Маффео с тоской наблюдал из окна, как Беатриче и Толуй медленно выходят из сада. Ли Мубай широко открыл раздвижные двери зала для медитаций – помещение будто слилось в единое целое с пространством сада…
Они-то не видят Маффео, стоящего за стройными колоннами, а он их видит. Холодный воздух пронизывает его насквозь, напоминая о приближающейся зиме. Скоро, очень скоро, уже через несколько недель, Беатриче произведет на свет ребенка… Справедливо, что он придет на смену другому, старому человеку, который отойдет в иной мир. Естественный ход событий, закон природы, круговорот жизни…

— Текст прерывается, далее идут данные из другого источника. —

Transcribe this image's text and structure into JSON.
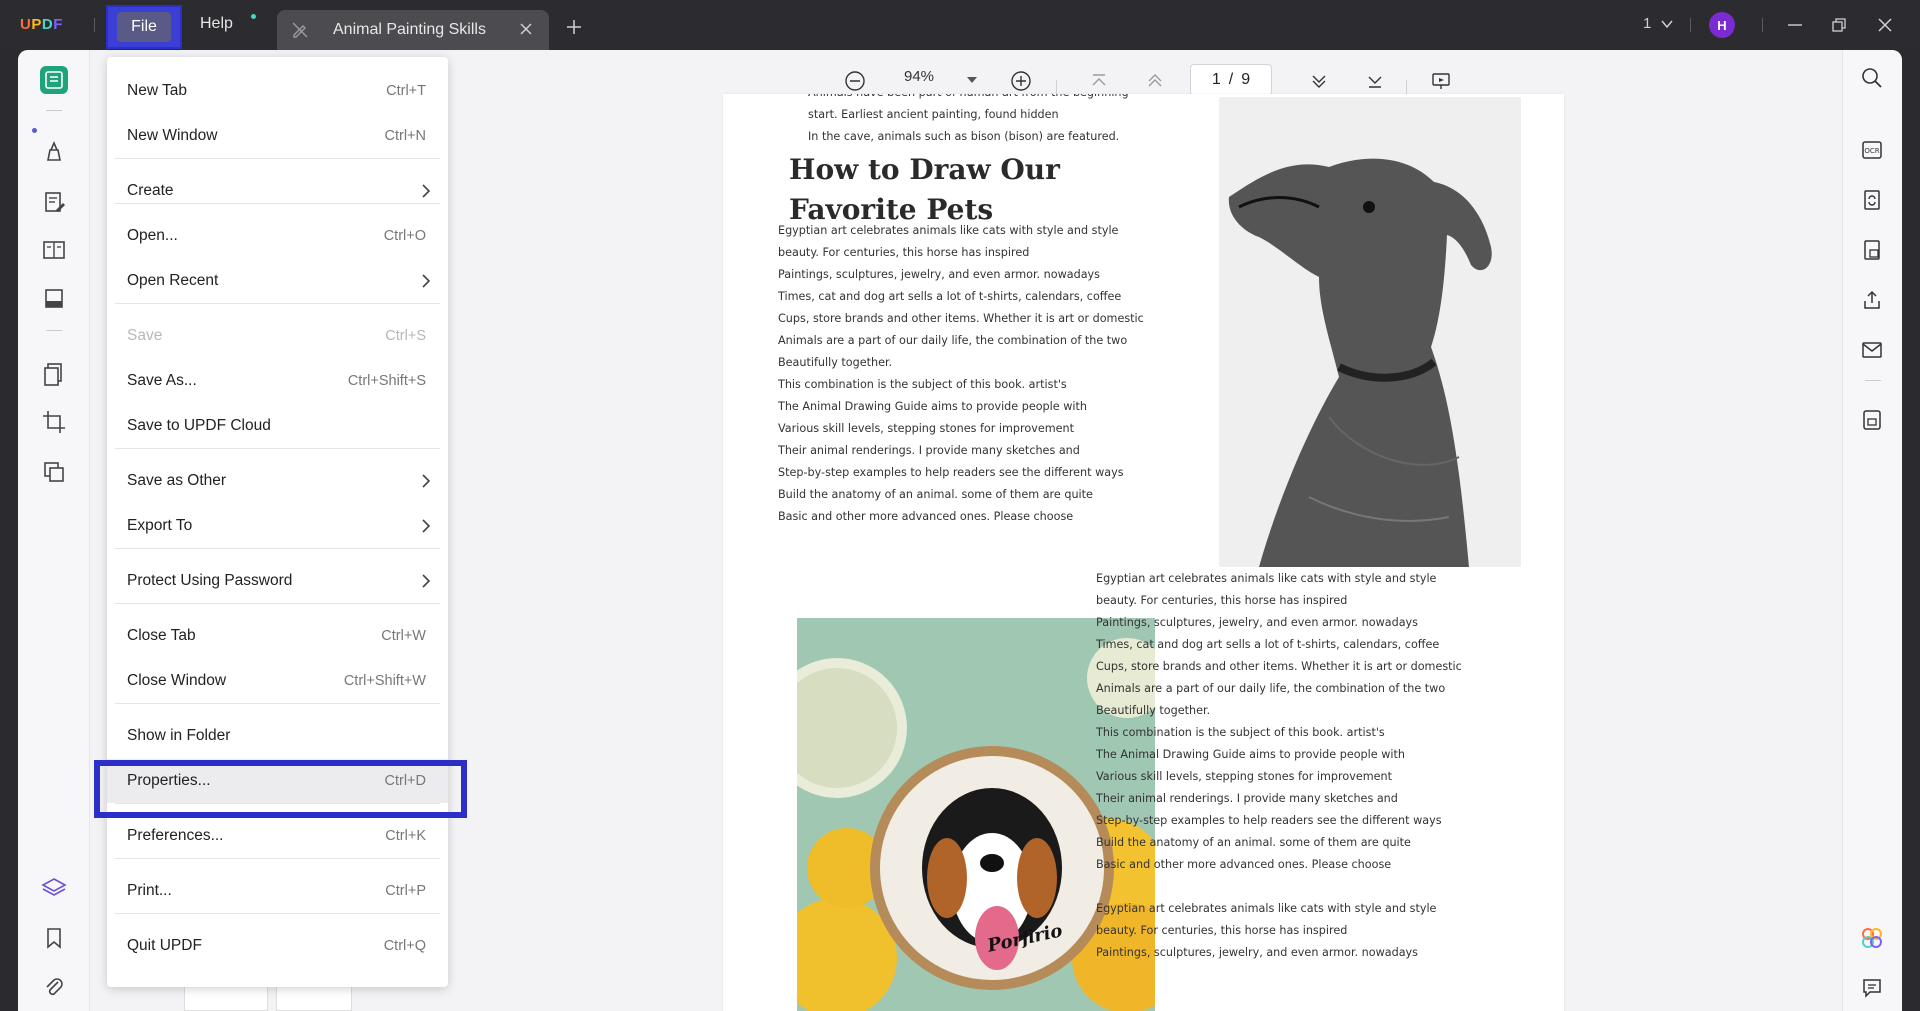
{
  "app": {
    "brand": "UPDF",
    "menus": {
      "file": "File",
      "help": "Help"
    },
    "tab_title": "Animal Painting Skills",
    "window_count": "1",
    "avatar_initial": "H"
  },
  "toolbar": {
    "zoom": "94%",
    "page_current": "1",
    "page_total": "9",
    "page_separator": "/"
  },
  "file_menu": {
    "items": [
      {
        "label": "New Tab",
        "shortcut": "Ctrl+T"
      },
      {
        "label": "New Window",
        "shortcut": "Ctrl+N"
      },
      {
        "label": "Create",
        "shortcut": ""
      },
      {
        "label": "Open...",
        "shortcut": "Ctrl+O"
      },
      {
        "label": "Open Recent",
        "shortcut": ""
      },
      {
        "label": "Save",
        "shortcut": "Ctrl+S"
      },
      {
        "label": "Save As...",
        "shortcut": "Ctrl+Shift+S"
      },
      {
        "label": "Save to UPDF Cloud",
        "shortcut": ""
      },
      {
        "label": "Save as Other",
        "shortcut": ""
      },
      {
        "label": "Export To",
        "shortcut": ""
      },
      {
        "label": "Protect Using Password",
        "shortcut": ""
      },
      {
        "label": "Close Tab",
        "shortcut": "Ctrl+W"
      },
      {
        "label": "Close Window",
        "shortcut": "Ctrl+Shift+W"
      },
      {
        "label": "Show in Folder",
        "shortcut": ""
      },
      {
        "label": "Properties...",
        "shortcut": "Ctrl+D"
      },
      {
        "label": "Preferences...",
        "shortcut": "Ctrl+K"
      },
      {
        "label": "Print...",
        "shortcut": "Ctrl+P"
      },
      {
        "label": "Quit UPDF",
        "shortcut": "Ctrl+Q"
      }
    ]
  },
  "document": {
    "top_lines": [
      "Animals have been part of human art from the beginning",
      "start. Earliest ancient painting, found hidden",
      "In the cave, animals such as bison (bison) are featured."
    ],
    "heading_line1": "How to Draw Our",
    "heading_line2": "Favorite Pets",
    "body_lines": [
      "Egyptian art celebrates animals like cats with style and style",
      "beauty. For centuries, this horse has inspired",
      "Paintings, sculptures, jewelry, and even armor. nowadays",
      "Times, cat and dog art sells a lot of t-shirts, calendars, coffee",
      "Cups, store brands and other items. Whether it is art or domestic",
      "Animals are a part of our daily life, the combination of the two",
      "Beautifully together.",
      "This combination is the subject of this book. artist's",
      "The Animal Drawing Guide aims to provide people with",
      "Various skill levels, stepping stones for improvement",
      "Their animal renderings. I provide many sketches and",
      "Step-by-step examples to help readers see the different ways",
      "Build the anatomy of an animal. some of them are quite",
      "Basic and other more advanced ones. Please choose"
    ],
    "bottom_lines": [
      "Egyptian art celebrates animals like cats with style and style",
      "beauty. For centuries, this horse has inspired",
      "Paintings, sculptures, jewelry, and even armor. nowadays"
    ],
    "embroidery_caption": "Porfirio"
  },
  "colors": {
    "accent": "#3b3fd6",
    "highlight_frame": "#2b2fc7",
    "active_rail": "#1fa37a",
    "avatar": "#7a2bd1"
  }
}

Маффео обхватил тонкую колонну, прислонился к ней лбом, ощущая прохладную, гладкую поверхность дерева, словно искал в ней утешения.
Круговорот жизни… все верно. Но почему именно его затягивает сейчас в этот круговорот? Сколько ему еще осталось?
– Взгляни на них, – тихо обратился он к Ли Мубаю, не глядя на него.
Монах неподвижно стоит рядом – верный страж. Он посвятил Маффео немало времени, вернул былую подвижность его суставам с помощью золотых иголок и трав.
Но сейчас бессилен спасти его от неизбежного.
– Смотри, как они оба молоды… и все у них впереди.
Ли Мубай вздохнул:
– Ты сожалеешь, что явился на этот свет?
Маффео на минуту задумался.
– Нет. Ты просто угадал мои мысли. Но знаешь, мысль о скорой… – Он закрыл глаза и смолк.
Почему он боится назвать вещи своими именами? Ведь это не меняет сути.
– Сейчас самое время уладить все важные дела, которые я откладывал. Но жизнь прекрасна, несмотря на испытания, выпадающие на долю каждого. Никогда так остро не чувствовал этого.
Ли Мубай по-прежнему смотрел в сад.
– Друг мой, смерть – это всего лишь другая форма жизни, с которой начинается новая жизнь.
Пораженный словами монаха, Маффео молча смотрел на него. Тот произнес эти слова почти механически, словно заученные, но в них нет невозмутимого спокойствия, обычно свойственного Ли Мубаю. Видимо, мысль о близкой смерти друга пронзила его не меньше, чем самого Маффео. Как ни странно, это придало Маффео силы и утешило.
– Ли Мубай, друг мой…
Монах крепко стиснул зубы. Вены на гладком черепе задергались, словно так проявлялась интенсивная внутренняя работа.
– Не-ет! – вдруг закричал он.
Охваченный волнением, пошатнувшись, Ли Мубай шагнул к Маффео и схватил его в объятия. Черные глаза сверкают, крылья широкого носа дрожат от волнения… Таким Маффео еще не видел Ли Мубая, обычно сдержанного, будто светящегося тихим внутренним светом.